Download a copy of the vignette to follow along here: imputations.Rmd
Missing data can be difficult to handle, especially in the context of unsupervised learning. In a supervised setting, multiply imputed datasets can be used to generate pooled estimates of model coefficients.
A somewhat analogous process is demonstrated in the code below.
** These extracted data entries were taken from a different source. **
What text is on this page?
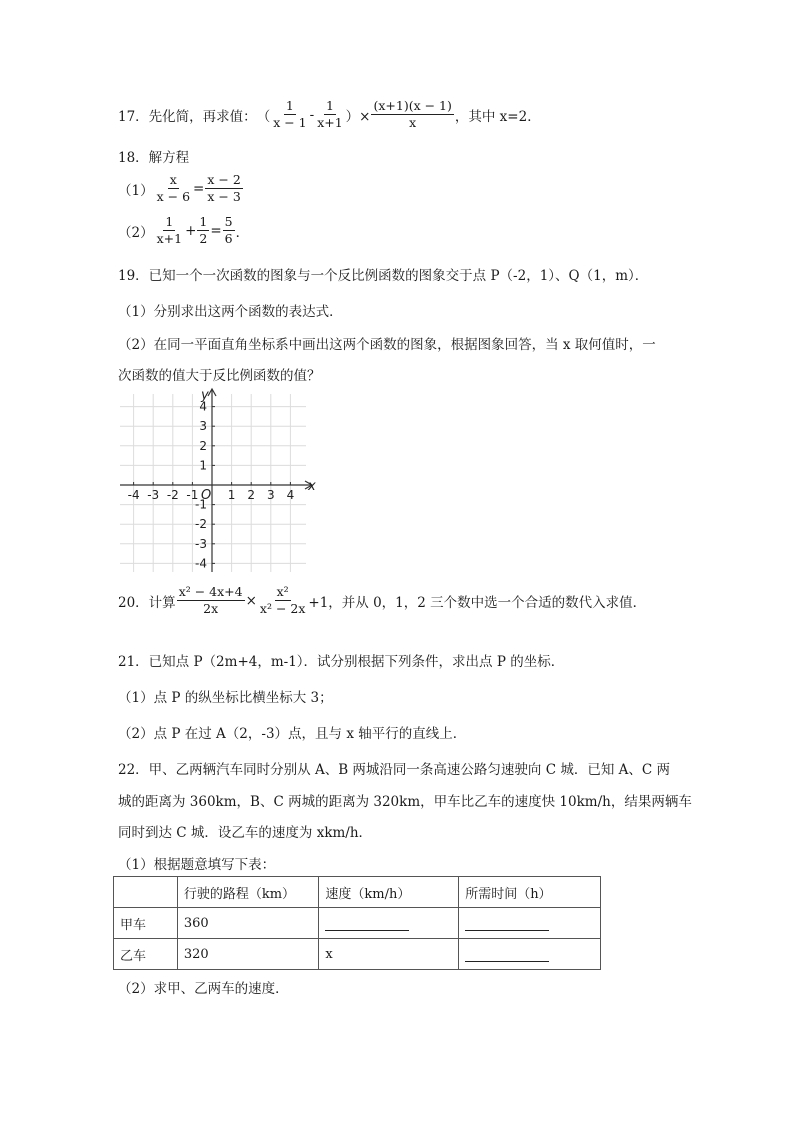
17．先化简，再求值： （ $\frac{1}{x - 1} - \frac{1}{x+1}$ ）× $\frac{(x+1)(x - 1)}{x}$ ，其中 x=2．
18．解方程
$(1) \frac{x}{x - 6} = \frac{x - 2}{x - 3}$
$(2) \frac{1}{x+1} + \frac{1}{2} = \frac{5}{6}$ ．
19．已知一个一次函数的图象与一个反比例函数的图象交于点 P（-2，1）、Q（1，m）．
（1）分别求出这两个函数的表达式．
（2）在同一平面直角坐标系中画出这两个函数的图象，根据图象回答，当 x 取何值时，一
次函数的值大于反比例函数的值？
-4 -3 -2 -1 1 2 3 4
4
3
2
1
-1
-2
-3
-4
x
y
O
20．计算 $\frac{\text{x² − 4x+4}}{2x} \times \frac{\text{x²}}{\text{x² − 2x}} +1$，并从 0，1，2 三个数中选一个合适的数代入求值．
21．已知点 P（2m+4，m-1）．试分别根据下列条件，求出点 P 的坐标．
（1）点 P 的纵坐标比横坐标大 3；
（2）点 P 在过 A（2，-3）点，且与 x 轴平行的直线上．
22．甲、乙两辆汽车同时分别从 A、B 两城沿同一条高速公路匀速驶向 C 城．已知 A、C 两
城的距离为 360km，B、C 两城的距离为 320km，甲车比乙车的速度快 10km/h，结果两辆车
同时到达 C 城．设乙车的速度为 xkm/h．
（1）根据题意填写下表：
	行驶的路程（km）	速度（km/h）	所需时间（h）
甲车	360		
乙车	320	x	
（2）求甲、乙两车的速度．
Here,
we pretend we’ve generated two different imputations of the data,
data_list_imp1
and data_list_imp2
. The mock
code below happens to use the base, unimputed data twice for
simplicity.
Separate cluster solutions are generated for the two sets of imputed
data, which then have their corresponding solutions matrices stacked
together and appended with an imputation
column that
indicates which imputed dataset was used to generate that particular
cluster solution.
Moving through the rest of the meta clustering pipeline, the
influence of the imputation on meta clustering structure or on
separation of other features in the data can be easily visualized in the
adjusted_rand_index_heatmap
function through the use of
ComplexHeatmap
annotations.
library(metasnf)
# First imputed dataset
data_list_imp1 <- generate_data_list(
list(subc_v, "subcortical_volume", "neuroimaging", "continuous"),
list(income, "household_income", "demographics", "continuous"),
list(pubertal, "pubertal_status", "demographics", "continuous"),
list(anxiety, "anxiety", "behaviour", "ordinal"),
list(depress, "depressed", "behaviour", "ordinal"),
uid = "unique_id"
)
# Second imputed dataset
data_list_imp2 <- generate_data_list(
list(subc_v, "subcortical_volume", "neuroimaging", "continuous"),
list(income, "household_income", "demographics", "continuous"),
list(pubertal, "pubertal_status", "demographics", "continuous"),
list(anxiety, "anxiety", "behaviour", "ordinal"),
list(depress, "depressed", "behaviour", "ordinal"),
uid = "unique_id"
)
set.seed(42)
settings_matrix <- generate_settings_matrix(
data_list_imp1,
nrow = 10,
min_k = 20,
max_k = 50
)
# Generation of 20 cluster solutions
solutions_matrix_imp1 <- batch_snf(data_list_imp1, settings_matrix)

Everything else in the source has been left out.